In closing, he wrote,
The city is filled with building works and wonders of comfort for man and beast. Yesterday, in a dry-goods store, I saw a device with serrated teeth, which, when cranked, will cut off the top of a tin can in a moment flat. But the city is not at peace with itself. The governor is roundly hated. Everyone is bristling with firearms, ready at a moment’s notice to begin shooting at any imagined threat or cross word, and though Governor Davis has given me a policeman’s job, I will be happy to be on my way to Houston. My love always to you and Mattie.
Inside the letter he placed a braided horsehair necklace strung with a few colored beads for his daughter. He had bought it from a dignified black woman, her cart of beaded wares set up at the first light of morning. The sign on the cart read For the Wheatville Girls School. She accepted his quarter with long, graceful fingers, smiling broadly when he tipped his hat to her.
He walked to Scholz Garden on San Jacinto Street and paid for a beer, the first beer he had ever drunk alone. He eyed the hard-boiled eggs floating in clouded water in a large glass jar and declined the bartender’s offer of them, even though they were free to drinkers. He picked up an old discarded newspaper left on the bar and read about events that had happened a full year ago: “John Wesley Hardin Kills Three Soldiers,” “Treaty of Medicine Lodge Violated by Comanche,” and one article about a knife fight in an Abilene saloon headlined “You Are a D—d Liar, Sah!”
The saloon was dark and quiet, and he reflected on his uncertain position with Deerling. After the incident with the snake, the ranger had continued to ignore him, but true to his word, after they had drawn their month’s pay, he left the barracks abruptly and returned an hour later with an early-model Winchester rifle. He handed it to Nate, saying only “Pay me when you can.”
Nate heard a whooping noise from outside the beer hall, followed by the clattering sounds of a group of riders approaching. He walked with the bartender and the few other patrons to the shaded porch and watched the thirty or so men approaching on horseback.
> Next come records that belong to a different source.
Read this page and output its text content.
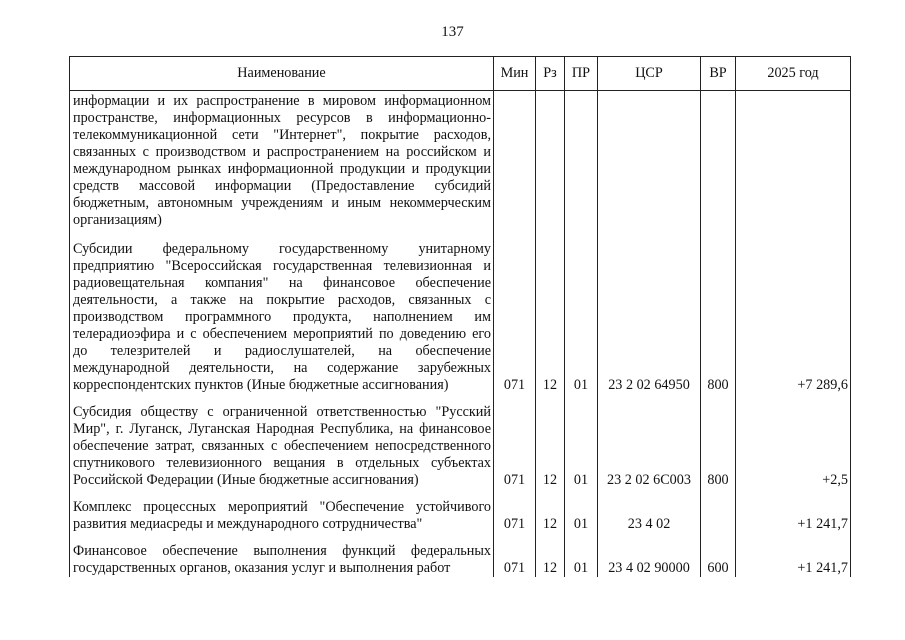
137
Наименование	Мин	Рз	ПР	ЦСР	ВР	2025 год
информации и их распространение в мировом информационном пространстве, информационных ресурсов в информационно-телекоммуникационной сети "Интернет", покрытие расходов, связанных с производством и распространением на российском и международном рынках информационной продукции и продукции средств массовой информации (Предоставление субсидий бюджетным, автономным учреждениям и иным некоммерческим организациям)						

Субсидии федеральному государственному унитарному предприятию "Всероссийская государственная телевизионная и радиовещательная компания" на финансовое обеспечение деятельности, а также на покрытие расходов, связанных с производством программного продукта, наполнением им телерадиоэфира и с обеспечением мероприятий по доведению его до телезрителей и радиослушателей, на обеспечение международной деятельности, на содержание зарубежных корреспондентских пунктов (Иные бюджетные ассигнования)	071	12	01	23 2 02 64950	800	+7 289,6

Субсидия обществу с ограниченной ответственностью "Русский Мир", г. Луганск, Луганская Народная Республика, на финансовое обеспечение затрат, связанных с обеспечением непосредственного спутникового телевизионного вещания в отдельных субъектах Российской Федерации (Иные бюджетные ассигнования)	071	12	01	23 2 02 6С003	800	+2,5

Комплекс процессных мероприятий "Обеспечение устойчивого развития медиасреды и международного сотрудничества"	071	12	01	23 4 02		+1 241,7

Финансовое обеспечение выполнения функций федеральных государственных органов, оказания услуг и выполнения работ	071	12	01	23 4 02 90000	600	+1 241,7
The riders wore long robes, bed linens or lengths of sewn muslin, all of it white; their faces were covered with hoods, holes cut out for their eyes. A few had conical caps shaped like inverted funnels on their heads, and Nate turned, openmouthed, to look questioningly at the bartender by his side.
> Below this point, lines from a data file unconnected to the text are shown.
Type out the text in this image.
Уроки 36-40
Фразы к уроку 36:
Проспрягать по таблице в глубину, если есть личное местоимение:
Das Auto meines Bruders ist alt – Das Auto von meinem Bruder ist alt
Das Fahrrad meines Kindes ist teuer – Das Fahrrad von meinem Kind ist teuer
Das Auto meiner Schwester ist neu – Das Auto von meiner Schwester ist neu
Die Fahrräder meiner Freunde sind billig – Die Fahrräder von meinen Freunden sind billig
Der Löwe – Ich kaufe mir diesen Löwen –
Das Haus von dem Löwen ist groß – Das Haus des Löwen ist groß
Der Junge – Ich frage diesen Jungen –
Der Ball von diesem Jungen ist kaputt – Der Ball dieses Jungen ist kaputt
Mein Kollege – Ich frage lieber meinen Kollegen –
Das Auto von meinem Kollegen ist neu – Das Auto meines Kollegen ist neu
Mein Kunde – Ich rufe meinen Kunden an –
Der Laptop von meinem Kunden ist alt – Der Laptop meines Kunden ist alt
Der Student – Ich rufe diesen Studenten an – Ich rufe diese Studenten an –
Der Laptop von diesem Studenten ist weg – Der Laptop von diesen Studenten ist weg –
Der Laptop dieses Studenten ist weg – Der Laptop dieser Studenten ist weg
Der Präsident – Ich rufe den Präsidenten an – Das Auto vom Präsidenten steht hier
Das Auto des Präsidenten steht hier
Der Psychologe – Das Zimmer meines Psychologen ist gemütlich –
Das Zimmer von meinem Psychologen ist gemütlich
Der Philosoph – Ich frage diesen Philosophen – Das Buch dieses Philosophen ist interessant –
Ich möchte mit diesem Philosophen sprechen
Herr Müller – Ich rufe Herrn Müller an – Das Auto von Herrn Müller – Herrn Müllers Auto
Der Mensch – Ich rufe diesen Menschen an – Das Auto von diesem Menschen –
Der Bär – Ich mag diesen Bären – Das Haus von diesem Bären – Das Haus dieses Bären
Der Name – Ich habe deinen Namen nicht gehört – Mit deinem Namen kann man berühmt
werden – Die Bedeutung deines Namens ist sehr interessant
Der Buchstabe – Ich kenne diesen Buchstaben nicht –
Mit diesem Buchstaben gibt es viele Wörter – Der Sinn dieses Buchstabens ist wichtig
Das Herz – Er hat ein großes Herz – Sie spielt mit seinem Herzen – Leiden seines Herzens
The bartender spat a long stream of tobacco juice into the dirt. “The Klan has made it all the way from Tennessee. There won’t be a nigger safe from here to Uvalde County.” He turned and walked back inside, and Nate watched the riders being cheered down the length of San Jacinto.
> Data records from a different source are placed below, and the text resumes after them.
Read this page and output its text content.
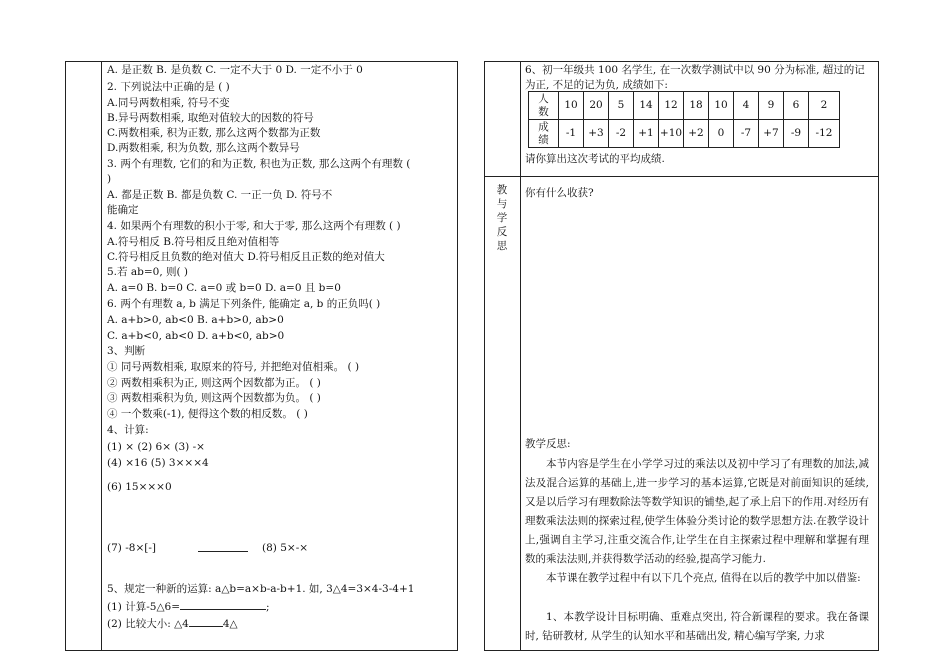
A. 是正数 B. 是负数 C. 一定不大于 0 D. 一定不小于 0
2. 下列说法中正确的是 ( )
A.同号两数相乘, 符号不变
B.异号两数相乘, 取绝对值较大的因数的符号
C.两数相乘, 积为正数, 那么这两个数都为正数
D.两数相乘, 积为负数, 那么这两个数异号
3. 两个有理数, 它们的和为正数, 积也为正数, 那么这两个有理数 (
)
A. 都是正数 B. 都是负数 C. 一正一负 D. 符号不
能确定
4. 如果两个有理数的积小于零, 和大于零, 那么这两个有理数 ( )
A.符号相反 B.符号相反且绝对值相等
C.符号相反且负数的绝对值大 D.符号相反且正数的绝对值大
5.若 ab=0, 则( )
A. a=0 B. b=0 C. a=0 或 b=0 D. a=0 且 b=0
6. 两个有理数 a, b 满足下列条件, 能确定 a, b 的正负吗( )
A. a+b>0, ab<0 B. a+b>0, ab>0
C. a+b<0, ab<0 D. a+b<0, ab>0
3、判断
① 同号两数相乘, 取原来的符号, 并把绝对值相乘。 ( )
② 两数相乘积为正, 则这两个因数都为正。 ( )
③ 两数相乘积为负, 则这两个因数都为负。 ( )
④ 一个数乘(-1), 便得这个数的相反数。 ( )
4、计算:
(1) × (2) 6× (3) -×
(4) ×16 (5) 3×××4
(6) 15×××0
(7) -8×[-]	(8) 5×-×
5、规定一种新的运算: a△b=a×b-a-b+1. 如, 3△4=3×4-3-4+1
(1) 计算-5△6=	;
(2) 比较大小: △4	4△
6、初一年级共 100 名学生, 在一次数学测试中以 90 分为标准, 超过的记
为正, 不足的记为负, 成绩如下:
人
数	10	20	5	14	12	18	10	4	9	6	2
成
绩	-1	+3	-2	+1	+10	+2	0	-7	+7	-9	-12
请你算出这次考试的平均成绩.
教
与
学
反
思
你有什么收获?
教学反思:
本节内容是学生在小学学习过的乘法以及初中学习了有理数的加法,减法及混合运算的基础上,进一步学习的基本运算,它既是对前面知识的延续,又是以后学习有理数除法等数学知识的铺垫,起了承上启下的作用.对经历有理数乘法法则的探索过程,使学生体验分类讨论的数学思想方法.在教学设计上,强调自主学习,注重交流合作,让学生在自主探索过程中理解和掌握有理数的乘法法则,并获得数学活动的经验,提高学习能力.
本节课在教学过程中有以下几个亮点, 值得在以后的教学中加以借鉴:
1、本教学设计目标明确、重难点突出, 符合新课程的要求。我在备课时, 钻研教材, 从学生的认知水平和基础出发, 精心编写学案, 力求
Returning to the barracks, he did not see the black woman with the cart.
He entered the bunk room quietly but saw that Dr. Tom was sitting up reading with a flannel wrapped around his throat. Nate told him what he had seen on San Jacinto.
Dr. Tom shook his head. “Grown men wearing bedsheets.” He put his book aside and looked closely at Nate, who was sitting on a chair, frowning, chewing at his bottom lip.